If you were using `FROM_GDA` in `in_axis_resources` argument to `pjit`, then
with `jax.Array` there is no need to pass anything to `in_axis_resources` as
`jax.Array` will follow **computation follows sharding** semantics.

For example:

```
pjit(f, in_shardings=FROM_GDA, out_shardings=...) can be replaced by pjit(f, out_shardings=...)
```

If you have PartitionSpecs mixed in with `FROM_GDA` for inputs like numpy
arrays, etc, then use `host_local_array_to_global_array` to convert them to
`jax.Array`.

For example:

If you had this:

```
pjitted_f = pjit(
    f, in_shardings=(FROM_GDA, P('x'), FROM_GDA, P(None)),
    out_shardings=...)
pjitted_f(gda1, np_array1, gda2, np_array2)
```

then you can replace it with:

```

pjitted_f = pjit(f, out_shardings=...)

array2, array3 = multihost_utils.host_local_array_to_global_array(
    (np_array1, np_array2), mesh, (P('x'), P(None)))

pjitted_f(array1, array2, array3, array4)
```

### live_buffers replaced with live_arrays

`live_buffers` attribute on jax `Device`
has been deprecated. Please use `jax.live_arrays()` instead which is compatible
with `jax.Array`.


### Handling of host local inputs to pjit like batch, etc

If you are passing host local inputs to `pjit` in a **multi-process
environment**, then please use
`multihost_utils.host_local_array_to_global_array` to convert the batch to a
global `jax.Array` and then pass that to `pjit`.

The most common example of such a host local input is a **batch of input data**.

This will work for any host local input (not just a batch of input data).

```
from jax.experimental import multihost_utils

batch = multihost_utils.host_local_array_to_global_array(
    batch, mesh, batch_partition_spec)
```

See the pjit section above for more details about this change and more examples.

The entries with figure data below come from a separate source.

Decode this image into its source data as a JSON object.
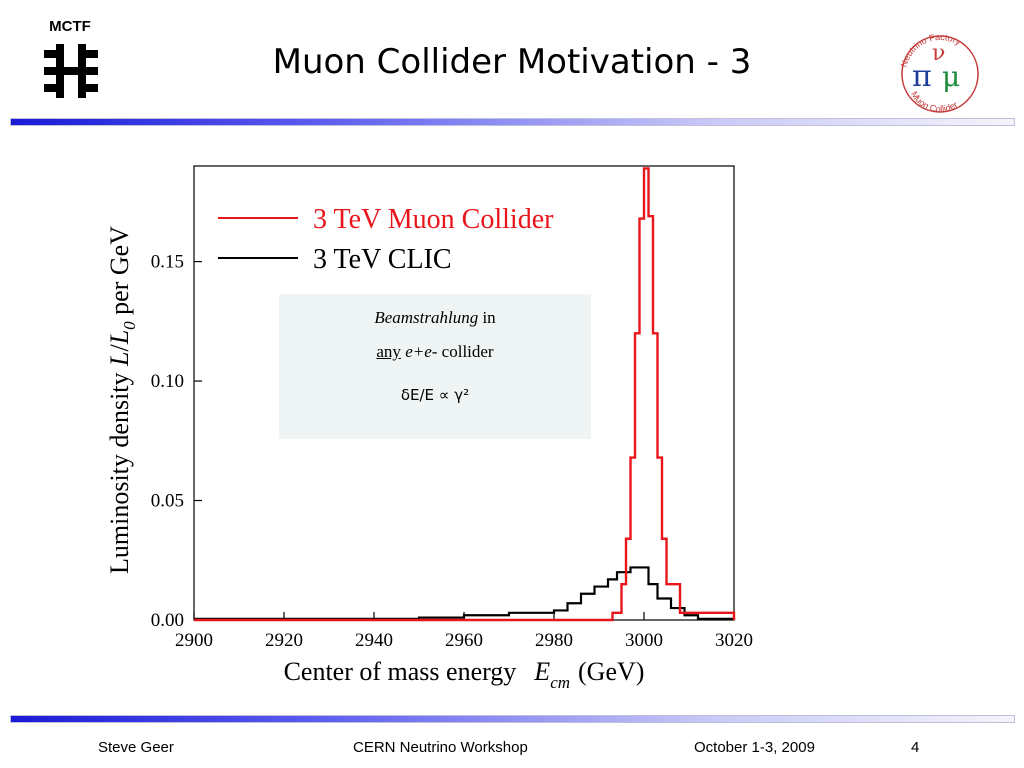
{
  "header": {
    "org_label": "MCTF",
    "title": "Muon Collider Motivation - 3",
    "nf_logo": {
      "top_text": "Neutrino Factory",
      "bottom_text": "Muon Collider",
      "symbols": [
        "ν",
        "π",
        "μ"
      ]
    }
  },
  "annotation": {
    "line1_italic": "Beamstrahlung",
    "line1_rest": " in",
    "line2_underlined": "any",
    "line2_italic": " e+e-",
    "line2_rest": " collider",
    "line3": "δE/E ∝ γ²"
  },
  "chart_data": {
    "type": "line",
    "xlabel": "Center of mass energy",
    "xlabel_symbol": "E",
    "xlabel_subscript": "cm",
    "xlabel_unit": "(GeV)",
    "ylabel": "Luminosity density L/L0 per GeV",
    "ylabel_prefix": "Luminosity density ",
    "ylabel_L": "L",
    "ylabel_slash": "/",
    "ylabel_L0": "L",
    "ylabel_L0_sub": "0",
    "ylabel_suffix": " per GeV",
    "xlim": [
      2900,
      3020
    ],
    "ylim": [
      0,
      0.19
    ],
    "x_ticks": [
      2900,
      2920,
      2940,
      2960,
      2980,
      3000,
      3020
    ],
    "x_tick_labels": [
      "2900",
      "2920",
      "2940",
      "2960",
      "2980",
      "3000",
      "3020"
    ],
    "y_ticks": [
      0,
      0.05,
      0.1,
      0.15
    ],
    "y_tick_labels": [
      "0.00",
      "0.05",
      "0.10",
      "0.15"
    ],
    "legend_position": "top-left",
    "colors": {
      "muon": "#e8161b",
      "clic": "#000000"
    },
    "series": [
      {
        "name": "3 TeV Muon Collider",
        "step": true,
        "x": [
          2900,
          2990,
          2993,
          2995,
          2996,
          2997,
          2998,
          2999,
          3000,
          3001,
          3002,
          3003,
          3004,
          3005,
          3008,
          3020
        ],
        "y": [
          0,
          0,
          0.003,
          0.015,
          0.034,
          0.068,
          0.12,
          0.168,
          0.189,
          0.169,
          0.12,
          0.068,
          0.034,
          0.015,
          0.003,
          0
        ]
      },
      {
        "name": "3 TeV CLIC",
        "step": true,
        "x": [
          2900,
          2950,
          2960,
          2970,
          2980,
          2983,
          2986,
          2989,
          2992,
          2994,
          2997,
          3001,
          3003,
          3006,
          3009,
          3012,
          3020
        ],
        "y": [
          0.0005,
          0.001,
          0.002,
          0.003,
          0.004,
          0.007,
          0.011,
          0.014,
          0.017,
          0.02,
          0.022,
          0.015,
          0.009,
          0.005,
          0.002,
          0.0005,
          0
        ]
      }
    ]
  },
  "footer": {
    "author": "Steve Geer",
    "event": "CERN Neutrino Workshop",
    "date": "October 1-3, 2009",
    "page": "4"
  }
}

### RecursionError: Recursively calling jit

This happens when some part of your code has `jax.Array` disabled and then you
enable it only for some other part. For example, if you use some third\_party
code which has `jax.Array` disabled and you get a `DeviceArray` from that
library and then you enable `jax.Array` in your library and pass that
`DeviceArray` to JAX functions, it will lead to a RecursionError.

This error should go away when `jax.Array` is enabled by default so that all
libraries return `jax.Array` unless they explicitly disable it.